MOTIFS DE LA DÉCISION
A titre liminaire, il y a lieu de constater l'accord des parties pour dire non-avenue la saisie-vente du 9 juillet 2024, qui ne produira donc aucun effet.
I. Sur la demande de délais de paiement
Le troisième alinéa de l'article 510 alinéa du code de procédure civile dispose qu'après signification d'un commandement ou d'un acte de saisie selon le cas, le juge de l'exécution a compétence pour accorder un délai de grâce.
L'article 1343-5 du code civil prévoit que compte tenu de la situation du débiteur et en considération des besoins du créancier, le juge peut, dans la limite de deux années, reporter ou échelonner le paiement des sommes dues.

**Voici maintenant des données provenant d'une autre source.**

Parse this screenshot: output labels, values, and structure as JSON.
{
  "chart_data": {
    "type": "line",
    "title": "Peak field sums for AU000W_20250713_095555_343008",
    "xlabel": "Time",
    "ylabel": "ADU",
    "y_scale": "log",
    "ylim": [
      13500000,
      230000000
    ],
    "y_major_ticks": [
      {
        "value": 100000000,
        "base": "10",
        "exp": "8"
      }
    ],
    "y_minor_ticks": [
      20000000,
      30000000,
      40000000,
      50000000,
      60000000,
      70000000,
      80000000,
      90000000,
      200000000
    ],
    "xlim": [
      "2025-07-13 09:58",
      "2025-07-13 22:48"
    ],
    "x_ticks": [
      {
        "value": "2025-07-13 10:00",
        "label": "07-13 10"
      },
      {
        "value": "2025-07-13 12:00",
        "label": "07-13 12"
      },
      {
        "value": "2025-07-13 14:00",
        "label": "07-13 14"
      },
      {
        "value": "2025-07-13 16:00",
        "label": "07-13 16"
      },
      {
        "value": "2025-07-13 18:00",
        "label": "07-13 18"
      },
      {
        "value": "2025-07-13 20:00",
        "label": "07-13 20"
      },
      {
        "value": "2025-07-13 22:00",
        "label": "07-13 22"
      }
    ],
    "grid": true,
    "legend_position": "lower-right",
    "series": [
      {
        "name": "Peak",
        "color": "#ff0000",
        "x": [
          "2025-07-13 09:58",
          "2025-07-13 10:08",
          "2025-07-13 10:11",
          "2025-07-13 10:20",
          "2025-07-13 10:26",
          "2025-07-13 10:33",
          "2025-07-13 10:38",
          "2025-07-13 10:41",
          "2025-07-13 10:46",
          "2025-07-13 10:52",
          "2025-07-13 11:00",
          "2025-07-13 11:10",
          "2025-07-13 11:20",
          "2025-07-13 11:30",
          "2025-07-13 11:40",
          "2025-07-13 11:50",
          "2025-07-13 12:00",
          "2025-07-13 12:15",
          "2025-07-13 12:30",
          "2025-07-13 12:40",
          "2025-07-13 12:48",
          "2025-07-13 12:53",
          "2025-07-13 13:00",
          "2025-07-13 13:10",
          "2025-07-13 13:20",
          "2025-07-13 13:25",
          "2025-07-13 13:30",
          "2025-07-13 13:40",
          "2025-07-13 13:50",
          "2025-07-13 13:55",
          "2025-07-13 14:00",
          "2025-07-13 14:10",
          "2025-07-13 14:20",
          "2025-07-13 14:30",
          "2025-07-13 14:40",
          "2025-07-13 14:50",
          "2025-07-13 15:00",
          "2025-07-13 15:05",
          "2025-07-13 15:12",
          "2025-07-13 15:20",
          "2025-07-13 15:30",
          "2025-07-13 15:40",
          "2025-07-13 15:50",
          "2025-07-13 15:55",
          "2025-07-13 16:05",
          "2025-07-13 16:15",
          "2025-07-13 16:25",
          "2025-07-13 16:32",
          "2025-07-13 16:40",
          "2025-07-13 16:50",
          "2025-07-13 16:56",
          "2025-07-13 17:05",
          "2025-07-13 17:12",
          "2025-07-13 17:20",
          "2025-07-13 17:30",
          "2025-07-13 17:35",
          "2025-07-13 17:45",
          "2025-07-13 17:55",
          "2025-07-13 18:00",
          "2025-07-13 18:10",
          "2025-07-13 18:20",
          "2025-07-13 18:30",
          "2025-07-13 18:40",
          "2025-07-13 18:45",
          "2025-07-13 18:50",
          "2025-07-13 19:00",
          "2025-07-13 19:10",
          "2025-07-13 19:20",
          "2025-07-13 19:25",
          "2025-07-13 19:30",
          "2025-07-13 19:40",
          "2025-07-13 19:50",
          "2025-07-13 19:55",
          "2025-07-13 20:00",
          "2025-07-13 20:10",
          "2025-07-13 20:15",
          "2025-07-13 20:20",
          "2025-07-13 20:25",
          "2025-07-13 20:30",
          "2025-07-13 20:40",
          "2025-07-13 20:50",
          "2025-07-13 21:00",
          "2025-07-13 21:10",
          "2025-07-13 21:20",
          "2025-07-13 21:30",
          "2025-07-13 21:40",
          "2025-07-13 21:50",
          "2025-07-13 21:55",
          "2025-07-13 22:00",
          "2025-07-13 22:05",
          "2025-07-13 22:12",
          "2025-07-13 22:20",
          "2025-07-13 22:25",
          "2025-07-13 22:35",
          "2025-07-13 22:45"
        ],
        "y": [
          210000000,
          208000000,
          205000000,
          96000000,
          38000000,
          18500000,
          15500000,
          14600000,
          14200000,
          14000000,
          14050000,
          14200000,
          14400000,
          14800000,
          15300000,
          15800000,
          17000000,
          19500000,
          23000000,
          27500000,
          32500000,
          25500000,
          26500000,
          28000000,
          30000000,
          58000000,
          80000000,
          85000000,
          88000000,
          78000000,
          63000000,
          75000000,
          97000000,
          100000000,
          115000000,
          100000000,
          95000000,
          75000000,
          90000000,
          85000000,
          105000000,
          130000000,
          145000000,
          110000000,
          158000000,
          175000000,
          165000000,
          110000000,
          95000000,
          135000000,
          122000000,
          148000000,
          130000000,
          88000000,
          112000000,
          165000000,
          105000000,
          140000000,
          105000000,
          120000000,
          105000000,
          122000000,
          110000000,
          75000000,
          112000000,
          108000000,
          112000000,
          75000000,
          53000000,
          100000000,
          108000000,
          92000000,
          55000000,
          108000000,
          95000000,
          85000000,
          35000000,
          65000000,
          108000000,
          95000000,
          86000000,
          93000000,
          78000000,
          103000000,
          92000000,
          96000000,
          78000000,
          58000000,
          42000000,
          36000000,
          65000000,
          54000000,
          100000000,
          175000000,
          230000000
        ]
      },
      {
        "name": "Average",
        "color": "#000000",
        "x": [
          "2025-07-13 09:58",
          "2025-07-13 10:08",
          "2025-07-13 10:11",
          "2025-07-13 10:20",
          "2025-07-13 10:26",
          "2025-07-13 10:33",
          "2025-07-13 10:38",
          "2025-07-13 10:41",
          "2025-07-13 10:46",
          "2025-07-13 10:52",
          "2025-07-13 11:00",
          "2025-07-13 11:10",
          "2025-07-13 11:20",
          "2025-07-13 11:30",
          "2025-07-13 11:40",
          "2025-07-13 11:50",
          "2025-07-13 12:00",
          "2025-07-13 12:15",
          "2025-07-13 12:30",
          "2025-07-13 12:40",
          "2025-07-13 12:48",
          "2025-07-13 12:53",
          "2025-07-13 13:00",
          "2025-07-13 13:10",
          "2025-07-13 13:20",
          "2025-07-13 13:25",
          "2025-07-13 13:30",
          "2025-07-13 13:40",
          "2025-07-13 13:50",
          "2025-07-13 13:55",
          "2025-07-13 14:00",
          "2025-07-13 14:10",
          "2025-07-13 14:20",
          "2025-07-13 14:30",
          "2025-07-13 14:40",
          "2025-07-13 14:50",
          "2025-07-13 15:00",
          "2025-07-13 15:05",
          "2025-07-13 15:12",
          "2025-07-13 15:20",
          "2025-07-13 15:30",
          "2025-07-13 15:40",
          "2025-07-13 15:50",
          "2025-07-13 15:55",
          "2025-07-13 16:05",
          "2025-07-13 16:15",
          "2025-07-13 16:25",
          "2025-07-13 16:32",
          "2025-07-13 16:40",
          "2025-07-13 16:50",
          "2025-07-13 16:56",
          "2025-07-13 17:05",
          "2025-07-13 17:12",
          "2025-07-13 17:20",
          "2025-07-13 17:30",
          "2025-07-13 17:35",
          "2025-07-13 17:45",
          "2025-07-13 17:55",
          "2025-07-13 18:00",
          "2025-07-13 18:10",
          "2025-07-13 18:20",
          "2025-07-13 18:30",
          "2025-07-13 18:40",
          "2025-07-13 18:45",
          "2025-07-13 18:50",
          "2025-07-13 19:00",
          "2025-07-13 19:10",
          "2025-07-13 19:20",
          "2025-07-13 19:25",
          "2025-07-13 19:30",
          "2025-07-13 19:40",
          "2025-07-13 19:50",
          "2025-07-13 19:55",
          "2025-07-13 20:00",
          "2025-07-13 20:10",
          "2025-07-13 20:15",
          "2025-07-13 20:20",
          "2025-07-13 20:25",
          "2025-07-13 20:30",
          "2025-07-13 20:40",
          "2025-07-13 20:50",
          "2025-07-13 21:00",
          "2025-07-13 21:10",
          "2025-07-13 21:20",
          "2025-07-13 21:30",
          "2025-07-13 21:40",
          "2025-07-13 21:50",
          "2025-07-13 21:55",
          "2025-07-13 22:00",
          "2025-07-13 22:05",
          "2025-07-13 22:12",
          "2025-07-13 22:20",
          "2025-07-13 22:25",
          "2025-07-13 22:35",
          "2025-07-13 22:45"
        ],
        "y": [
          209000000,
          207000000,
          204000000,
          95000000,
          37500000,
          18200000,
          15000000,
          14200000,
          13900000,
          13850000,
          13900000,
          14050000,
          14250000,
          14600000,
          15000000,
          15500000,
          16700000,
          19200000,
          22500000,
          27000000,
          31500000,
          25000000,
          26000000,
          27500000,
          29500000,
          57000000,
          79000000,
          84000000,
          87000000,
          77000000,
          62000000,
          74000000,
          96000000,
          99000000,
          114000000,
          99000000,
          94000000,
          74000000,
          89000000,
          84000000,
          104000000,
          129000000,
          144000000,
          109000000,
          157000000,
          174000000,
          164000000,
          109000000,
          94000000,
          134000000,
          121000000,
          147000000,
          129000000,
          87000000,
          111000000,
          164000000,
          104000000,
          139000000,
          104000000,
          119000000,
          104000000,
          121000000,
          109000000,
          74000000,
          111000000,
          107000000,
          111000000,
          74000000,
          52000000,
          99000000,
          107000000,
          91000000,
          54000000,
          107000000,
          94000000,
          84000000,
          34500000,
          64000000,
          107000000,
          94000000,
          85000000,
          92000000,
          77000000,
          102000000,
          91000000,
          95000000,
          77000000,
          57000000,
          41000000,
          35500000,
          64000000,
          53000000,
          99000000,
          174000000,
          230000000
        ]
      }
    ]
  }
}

Par décision spéciale et motivée, le juge peut prescrire que les sommes correspondant aux échéances reportées porteront intérêt à un taux réduit qui ne peut être inférieur au taux légal ou que les paiements s'imputeront d'abord sur le capital.
En l'espèce, compte tenu de l'accord des parties, il y a lieu d'accorder à Madame [S] [K] des délais de paiement dans les conditions précisées au dispositif de la présente décision.
III. Sur les demandes accessoires
Aux termes de l'article 696 du code de procédure civile, la partie perdante est condamnée aux dépens, à moins que le juge, par décision motivée, n'en mette la totalité ou une fraction à la charge d'une autre partie.
La société BPCE, qui succombe, sera condamnée aux dépens.
PAR CES MOTIFS
La juge de l'exécution, statuant après débats en audience publique, par mise à disposition au greffe, par jugement contradictoire et en premier ressort,
Constate l'accord des parties pour dire non-avenue saisie-vente réalisée le 9 juillet 2024 à la demande de la société BPCE sur les biens de Madame [S] [K] ;
Accorde à Madame [S] [K] la faculté d'apurer le solde de sa dette en 24 mensualités de 130 euros et une 24e mensualité correspondant au solde de la somme due, au plus tard le 10 de chaque mois à compter du mois suivant la signification de la présente décision ;
Dit que le défaut de paiement d'un seul règlement à l'échéance entraînera la déchéance du terme et que la totalité du solde restant dû deviendra immédiatement exigible ;
Condamne la société BPCE aux dépens ;
Déboute les parties de leurs demandes plus amples ou contraires.
Fait à [Localité 5] le 30 janvier 2025.